In those days it seemed to Ora that every word she uttered, every look she gave, and even every silence were perceived by Ofer, Ilan, and Adam as a provocation, the premise for a fight. On these bus journeys, she felt a slight reprieve from them, and from herself too, from her strange insistence on bickering with them over and over again, and from her petty, circuitous questions, which were honestly starting to drive her mad. They burst out of her like acidic hiccups every time she so much as thought about what had happened there, when she merely heard the beeps signaling the hourly radio news, or even when she just thought about Ofer. “It’s like I couldn’t think of him without going through the incident first.”
“But what happened?” Avram asks.
She listens inside herself, as though the answer will come, finally, from there. Avram holds his backpack straps with both hands — grips them.
One day Ora left the clinic, apologized distractedly to a couple in the waiting room, and hopped on the 18 bus for a quick ride. When they were near the Mekasher bus depot, she heard a very loud explosion. Then there was a moment of bottomless silence. The passengers’ faces slowly foundered and turned to pulp. A powerful stench of excrement spread through the air, and Ora was flushed with cold sweat. People started to shout, curse, and cry, and begged the driver to let them out. The driver stopped in the middle of the street and opened the doors, and the passengers streamed out, fighting one another, kicking and punching to get out first. The driver looked in the mirror and asked, “Are you all staying?” Ora turned back to see who else he was talking to, and there was her elderly couple, huddled against each other, the woman’s tiny, almost bald head buried in the man’s body as he leaned over her and caressed her shoulder. Their expressions were difficult to describe: a mixture of shock and fear and also terrible disappointment. The radio immediately switched to emergency broadcast format—“First of all, allow me to express my condolences, to wish a speedy recovery to the injured, and to grieve with the families,” said ministers and security experts one after the other. The explosion had occurred on a bus going the opposite way, near Davidka Square, which Ora’s bus had driven past only moments before. The ambulances were already roaring to Shaare Zedek and Hadassah hospitals.

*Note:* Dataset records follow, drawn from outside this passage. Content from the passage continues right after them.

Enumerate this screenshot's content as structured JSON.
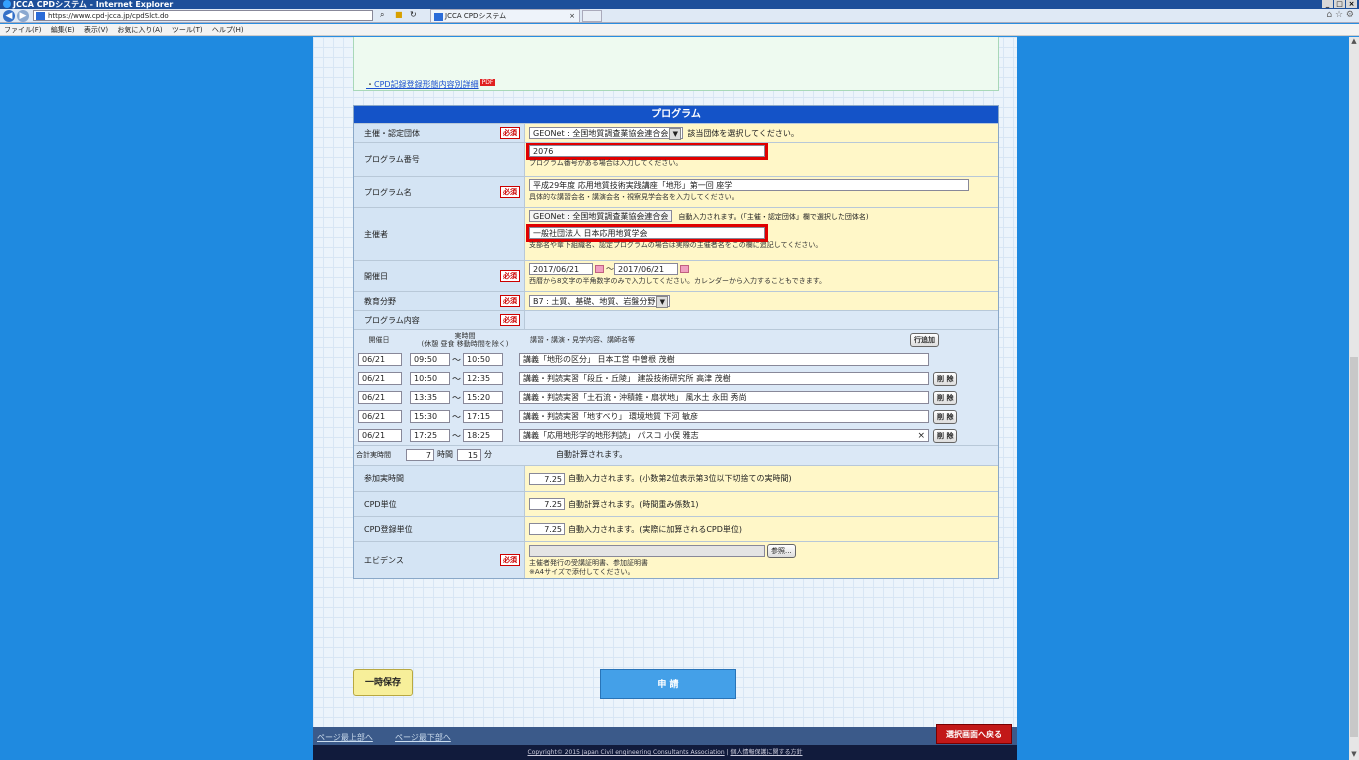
{
  "window": {
    "title": "JCCA CPDシステム - Internet Explorer",
    "buttons": [
      "_",
      "□",
      "×"
    ]
  },
  "browser": {
    "url": "https://www.cpd-jcca.jp/cpdSlct.do",
    "tab_title": "JCCA CPDシステム",
    "tab_close": "×"
  },
  "menu": [
    "ファイル(F)",
    "編集(E)",
    "表示(V)",
    "お気に入り(A)",
    "ツール(T)",
    "ヘルプ(H)"
  ],
  "notice": {
    "link": "CPD記録登録形態内容別詳細",
    "pdf_badge": "PDF"
  },
  "form": {
    "header": "プログラム",
    "required_label": "必須",
    "organizer_group": {
      "label": "主催・認定団体",
      "value": "GEONet : 全国地質調査業協会連合会",
      "help": "該当団体を選択してください。"
    },
    "program_number": {
      "label": "プログラム番号",
      "value": "2076",
      "help": "プログラム番号がある場合は入力してください。"
    },
    "program_name": {
      "label": "プログラム名",
      "value": "平成29年度 応用地質技術実践講座「地形」第一回 座学",
      "help": "具体的な講習会名・講演会名・視察見学会名を入力してください。"
    },
    "host": {
      "label": "主催者",
      "auto_value": "GEONet : 全国地質調査業協会連合会",
      "auto_help": "自動入力されます。(「主催・認定団体」欄で選択した団体名)",
      "value": "一般社団法人 日本応用地質学会",
      "help": "支部名や傘下組織名、認定プログラムの場合は実際の主催者名をこの欄に追記してください。"
    },
    "dates": {
      "label": "開催日",
      "from": "2017/06/21",
      "sep": "～",
      "to": "2017/06/21",
      "help": "西暦から8文字の半角数字のみで入力してください。カレンダーから入力することもできます。"
    },
    "field": {
      "label": "教育分野",
      "value": "B7 : 土質、基礎、地質、岩盤分野"
    },
    "content": {
      "label": "プログラム内容"
    },
    "table": {
      "col_date": "開催日",
      "col_time_top": "実時間",
      "col_time": "(休憩 昼食 移動時間を除く)",
      "col_content": "講習・講演・見学内容、講師名等",
      "add_row": "行追加",
      "delete": "削 除",
      "clear": "×",
      "rows": [
        {
          "date": "06/21",
          "start": "09:50",
          "sep": "～",
          "end": "10:50",
          "content": "講義「地形の区分」 日本工営 中曽根 茂樹"
        },
        {
          "date": "06/21",
          "start": "10:50",
          "sep": "～",
          "end": "12:35",
          "content": "講義・判読実習「段丘・丘陵」 建設技術研究所 高津 茂樹"
        },
        {
          "date": "06/21",
          "start": "13:35",
          "sep": "～",
          "end": "15:20",
          "content": "講義・判読実習「土石流・沖積錐・扇状地」 風水土 永田 秀尚"
        },
        {
          "date": "06/21",
          "start": "15:30",
          "sep": "～",
          "end": "17:15",
          "content": "講義・判読実習「地すべり」 環境地質 下河 敏彦"
        },
        {
          "date": "06/21",
          "start": "17:25",
          "sep": "～",
          "end": "18:25",
          "content": "講義「応用地形学的地形判読」 パスコ 小俣 雅志"
        }
      ],
      "total_label": "合計実時間",
      "hours": "7",
      "hours_unit": "時間",
      "minutes": "15",
      "minutes_unit": "分",
      "total_help": "自動計算されます。"
    },
    "attend_time": {
      "label": "参加実時間",
      "value": "7.25",
      "help": "自動入力されます。(小数第2位表示第3位以下切捨ての実時間)"
    },
    "cpd_unit": {
      "label": "CPD単位",
      "value": "7.25",
      "help": "自動計算されます。(時間重み係数1)"
    },
    "cpd_reg_unit": {
      "label": "CPD登録単位",
      "value": "7.25",
      "help": "自動入力されます。(実際に加算されるCPD単位)"
    },
    "evidence": {
      "label": "エビデンス",
      "browse": "参照...",
      "help1": "主催者発行の受講証明書、参加証明書",
      "help2": "※A4サイズで添付してください。"
    }
  },
  "actions": {
    "save": "一時保存",
    "apply": "申 請"
  },
  "footer": {
    "top_link": "ページ最上部へ",
    "bottom_link": "ページ最下部へ",
    "back": "選択画面へ戻る",
    "copyright": "Copyright© 2015 Japan Civil engineering Consultants Association",
    "privacy": "個人情報保護に関する方針"
  }
}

The next morning, soldiers and policemen manned all the bus stops, and the few passengers were even more nervous, irritable, and suspicious than usual. There were outbursts of anger at anyone who pushed in line, trod on a toe, or bumped into someone. People talked loudly on their cell phones. Ora felt they were using the phones as breathing tubes to the outside world. When the bus passed the site of the attack, there was a silence. Through the window she saw a bearded Orthodox man, a volunteer from the victim-identification unit, standing in a treetop and using a cloth and tweezers to peel something gently off a branch and place it in a plastic bag. A group of kindergarten children got on the bus in Beit HaKerem, and a few of them were holding colorful balloons. They laughed and chattered and ran around, and everyone stared at the balloons. When one inevitably popped, although everyone could see it was just a balloon, a bitter screech of panic pierced the bus, and a few of the children burst into tears. The passengers, ashamed and exhausted, avoided one another’s eyes.